キリンビール 「陸」「富士」の育成加速

2023年03月27日

 キリンビールは3月13日、「国産ウイスキー戦略発表会」を開いた。

 ウイスキー市場は、ステータスシンボルのお酒として1970年代以降、市場が拡大し、1983年にピークとなったが、経済成長の鈍化と円高、関税の低下、酒税改定や級別廃止によるプレミアム価値の崩壊などにより徐々に衰退した。2009年にはハイボールブームが再来し、2014年にはNHK朝の連続テレビ小説『マッサン』の影響で国産ウイスキーの人気は急速に高まった。

 しかし、国産ウイスキーは原酒不足が顕在化し、2016年以降、一部商品の価格改定や終売が増加。一方で、2021年にはジャパニーズウイスキーの定義が明確化されたことから、国内外で注目を集めるようになっている。

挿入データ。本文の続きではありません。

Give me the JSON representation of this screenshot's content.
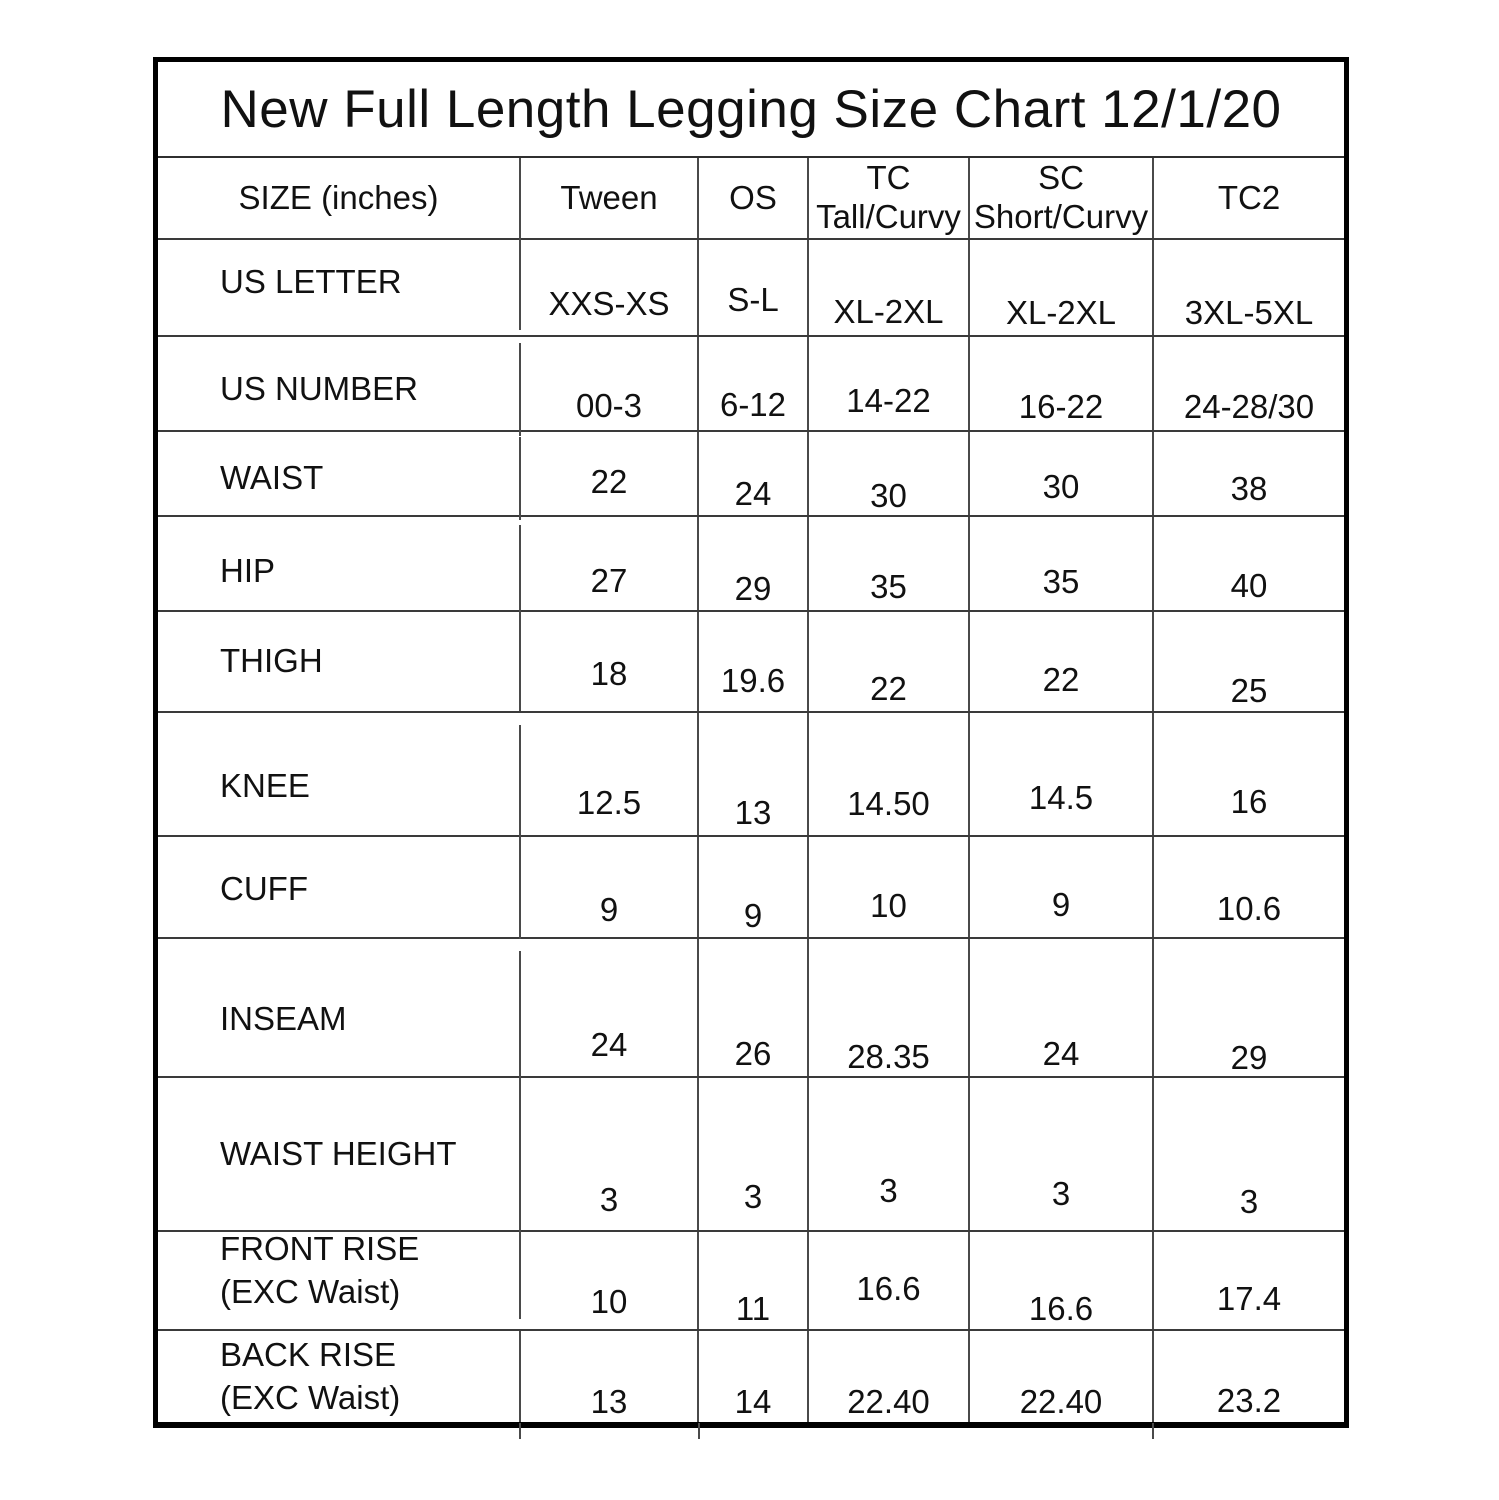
{
  "title": "New Full Length Legging Size Chart 12/1/20",
  "colors": {
    "background": "#ffffff",
    "outer_border": "#000000",
    "grid_line": "#3a3a3a",
    "text": "#111111"
  },
  "table": {
    "header": [
      {
        "lines": [
          "SIZE (inches)"
        ]
      },
      {
        "lines": [
          "Tween"
        ]
      },
      {
        "lines": [
          "OS"
        ]
      },
      {
        "lines": [
          "TC",
          "Tall/Curvy"
        ]
      },
      {
        "lines": [
          "SC",
          "Short/Curvy"
        ]
      },
      {
        "lines": [
          "TC2"
        ]
      }
    ],
    "rows": [
      {
        "label": [
          "US LETTER"
        ],
        "values": [
          "XXS-XS",
          "S-L",
          "XL-2XL",
          "XL-2XL",
          "3XL-5XL"
        ]
      },
      {
        "label": [
          "US NUMBER"
        ],
        "values": [
          "00-3",
          "6-12",
          "14-22",
          "16-22",
          "24-28/30"
        ]
      },
      {
        "label": [
          "WAIST"
        ],
        "values": [
          "22",
          "24",
          "30",
          "30",
          "38"
        ]
      },
      {
        "label": [
          "HIP"
        ],
        "values": [
          "27",
          "29",
          "35",
          "35",
          "40"
        ]
      },
      {
        "label": [
          "THIGH"
        ],
        "values": [
          "18",
          "19.6",
          "22",
          "22",
          "25"
        ]
      },
      {
        "label": [
          "KNEE"
        ],
        "values": [
          "12.5",
          "13",
          "14.50",
          "14.5",
          "16"
        ]
      },
      {
        "label": [
          "CUFF"
        ],
        "values": [
          "9",
          "9",
          "10",
          "9",
          "10.6"
        ]
      },
      {
        "label": [
          "INSEAM"
        ],
        "values": [
          "24",
          "26",
          "28.35",
          "24",
          "29"
        ]
      },
      {
        "label": [
          "WAIST HEIGHT"
        ],
        "values": [
          "3",
          "3",
          "3",
          "3",
          "3"
        ]
      },
      {
        "label": [
          "FRONT RISE",
          "(EXC Waist)"
        ],
        "values": [
          "10",
          "11",
          "16.6",
          "16.6",
          "17.4"
        ]
      },
      {
        "label": [
          "BACK RISE",
          "(EXC Waist)"
        ],
        "values": [
          "13",
          "14",
          "22.40",
          "22.40",
          "23.2"
        ]
      }
    ]
  },
  "chart_data": {
    "type": "table",
    "title": "New Full Length Legging Size Chart 12/1/20",
    "units": "inches",
    "columns": [
      "SIZE (inches)",
      "Tween",
      "OS",
      "TC Tall/Curvy",
      "SC Short/Curvy",
      "TC2"
    ],
    "rows": [
      [
        "US LETTER",
        "XXS-XS",
        "S-L",
        "XL-2XL",
        "XL-2XL",
        "3XL-5XL"
      ],
      [
        "US NUMBER",
        "00-3",
        "6-12",
        "14-22",
        "16-22",
        "24-28/30"
      ],
      [
        "WAIST",
        "22",
        "24",
        "30",
        "30",
        "38"
      ],
      [
        "HIP",
        "27",
        "29",
        "35",
        "35",
        "40"
      ],
      [
        "THIGH",
        "18",
        "19.6",
        "22",
        "22",
        "25"
      ],
      [
        "KNEE",
        "12.5",
        "13",
        "14.50",
        "14.5",
        "16"
      ],
      [
        "CUFF",
        "9",
        "9",
        "10",
        "9",
        "10.6"
      ],
      [
        "INSEAM",
        "24",
        "26",
        "28.35",
        "24",
        "29"
      ],
      [
        "WAIST HEIGHT",
        "3",
        "3",
        "3",
        "3",
        "3"
      ],
      [
        "FRONT RISE (EXC Waist)",
        "10",
        "11",
        "16.6",
        "16.6",
        "17.4"
      ],
      [
        "BACK RISE (EXC Waist)",
        "13",
        "14",
        "22.40",
        "22.40",
        "23.2"
      ]
    ]
  }
}
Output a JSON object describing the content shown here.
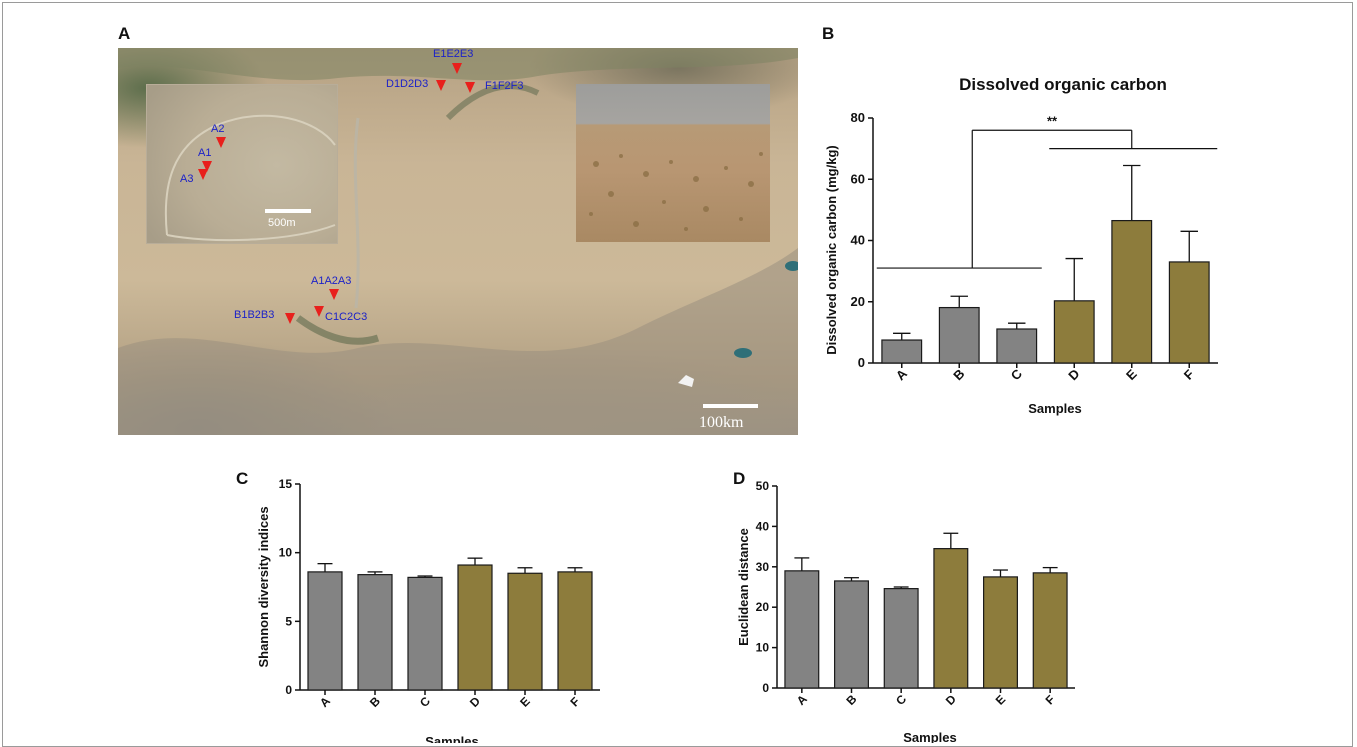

 同社・堀口英樹社長は、「当社のウイスキー事業は、10年先のキリンビールを支える事業として位置付けており、昨年の国産ウイスキーの販売実績は前年比57%増となる約40億円となった。富士御殿場蒸溜所は、ウイスキー造りに理想な環境下でモルト、グレーンウイスキー両方を製造し、仕込からボトリングまでを行うという、世界でも稀有な蒸溜所で、特に3つの蒸留器から生まれるグレーンウイスキーは世界で高い評価を得ている。また、約80億円の投資を行った生産設備が2021年から稼働し、保管能力も約2割増強され、小型発酵タンクを4基、蒸留器を2系列導入した。現在でも販売面で制約があるのは事実だが、80億円の投資効果が出てくるのは2025年くらいからになるだろう。富士御殿場蒸溜所ウイスキーを通じてウイスキー市場の魅力化と活性化を目指していく。2023年は、50年間の感謝をブランドを通じて消費者へ伝え、次の50年に向けて富士御殿場蒸溜所のウイスキー『陸』『富士』のブランド育成を加速させる。また、『富士』については、好調な海外展開をさらに加速させていく」と述べた。

 2023年の「キリンウイスキー陸」は、中味特長はそのままに、パッケージに富士御殿場蒸溜所のロゴを新たに搭載し、50年前から富士の麓で追い求めてきた理想のウイスキーであることを新しい広告とともに昨年を上回る規模で実施し、おいしさを実際に体験してもらう飲用体験機会も最大化する。

 「ジャパニーズウイスキー富士」は、富士御殿場蒸溜所のフラッグシップブランドとして、「シングルモルトを発売する。「シングルモルトジャパニーズウイスキー・富士」は5月16日から通年で、「シングルモルトジャパニーズウイスキー・富士 50th Anniversary Edition」を5月23日から数量限定でそれぞれ発売する。